Results TrkB overexpression is associated with global changes in miRNA expression in endometrial cancer cells We selleck chemicals llc examined TrkB protein and mRNA expression in the normal endometrium and endometrial cancer tissues using laser capture microdissection /quantitative reverse transcription polymerase chain reaction and immunohistochemistry. Our RT PCR assays of normal and endometrial cancer cells captured by LCM revealed that mRNA transcript levels of TrkB appeared to be higher in the tumors than in the normal Inhibitors,Modulators,Libraries specimens, but overall the difference in TrkB mRNA expression between endometrial cancer tissues and the normal endometrium was not Inhibitors,Modulators,Libraries statistically significant. Immunohistochemistry, on the other hand, demonstrated Inhibitors,Modulators,Libraries a markedly higher expression of TrkB in endometrial cancer tissues compared with the normal endometrium.
The data suggest that TrkB is upregulated mainly at the posttranscriptional level in human endometrial cancer tissues. We were interested in whether changes in TrkB expres sion impacted on the Inhibitors,Modulators,Libraries global profile of miRNA expression in endometrial cancer cells. Our microRNA array consisting of 1347 capture probes for mature human miRNAs showed marked changes in the expression of 98 miRNAs in HEC 1BshTrkB cells whose TrkB expression was suppressed by short hairpin RNA against TrkB compared to HEC 1B cells. TrkB overexpression also caused marked changes in 126 miRNAs in IshikawaTrkB cells ectopi cally expressing TrkB compared to Ishikawa cells. Consistently, 76 miRNAs were found among the differen tially expressed miRNAs in both HEC 1BshTrkB cells and IshikawaTrkB cells.

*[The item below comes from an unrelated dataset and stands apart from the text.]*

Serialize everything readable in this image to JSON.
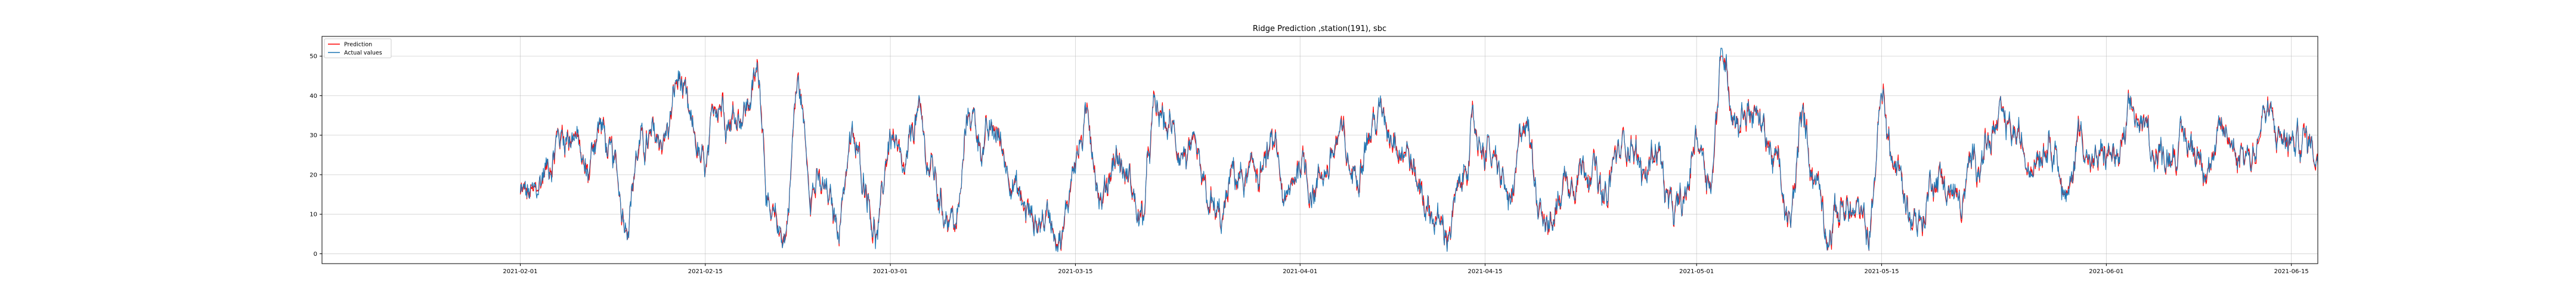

MiR 204 5p is a negative modulator of TrkB expression in endometrial cancer cells Separately, we surveyed the 3 UTR of the TrkB promoter using three target prediction algorithms, TargetScan, Pictar and MiRanda, to identify candidate miRNAs which may act as posttranscriptional Inhibitors,Modulators,Libraries modulators of TrkB expression. TargetScan, Pictar and MiRanda revealed 4, 3 and 37 candidate miRNAs, respectively. Examination of the 76 differentially expressed miRNAs as identified by microarray analysis showed that miR 211 5p and miR 204 5p were the only two candidate miRNAs that were also identified by all three target prediction algorithms to potentially bind to the 3 UTR of the TrkB. Furthermore, the miR 204 5p targeting site within the 3 UTR of TrkB was highly conserved across five mammalian species.
These intriguing findings suggest that miR 211 5p and miR 204 5p and TrkB are likely mutual modula tors of their expression. MiR 204 5p is reportedly dysregulated in endometrial car cinoma. references To examine whether miR 204 5p modulated TrkB expression, we constructed vectors containing a wildtype or mutant TrkB 3 UTR directly fused down stream of the Firefly luciferase reporter gene. The wildtype or mutant vector was co transfected into 293 T cells with miR 204 5p mimic or its scrambled control.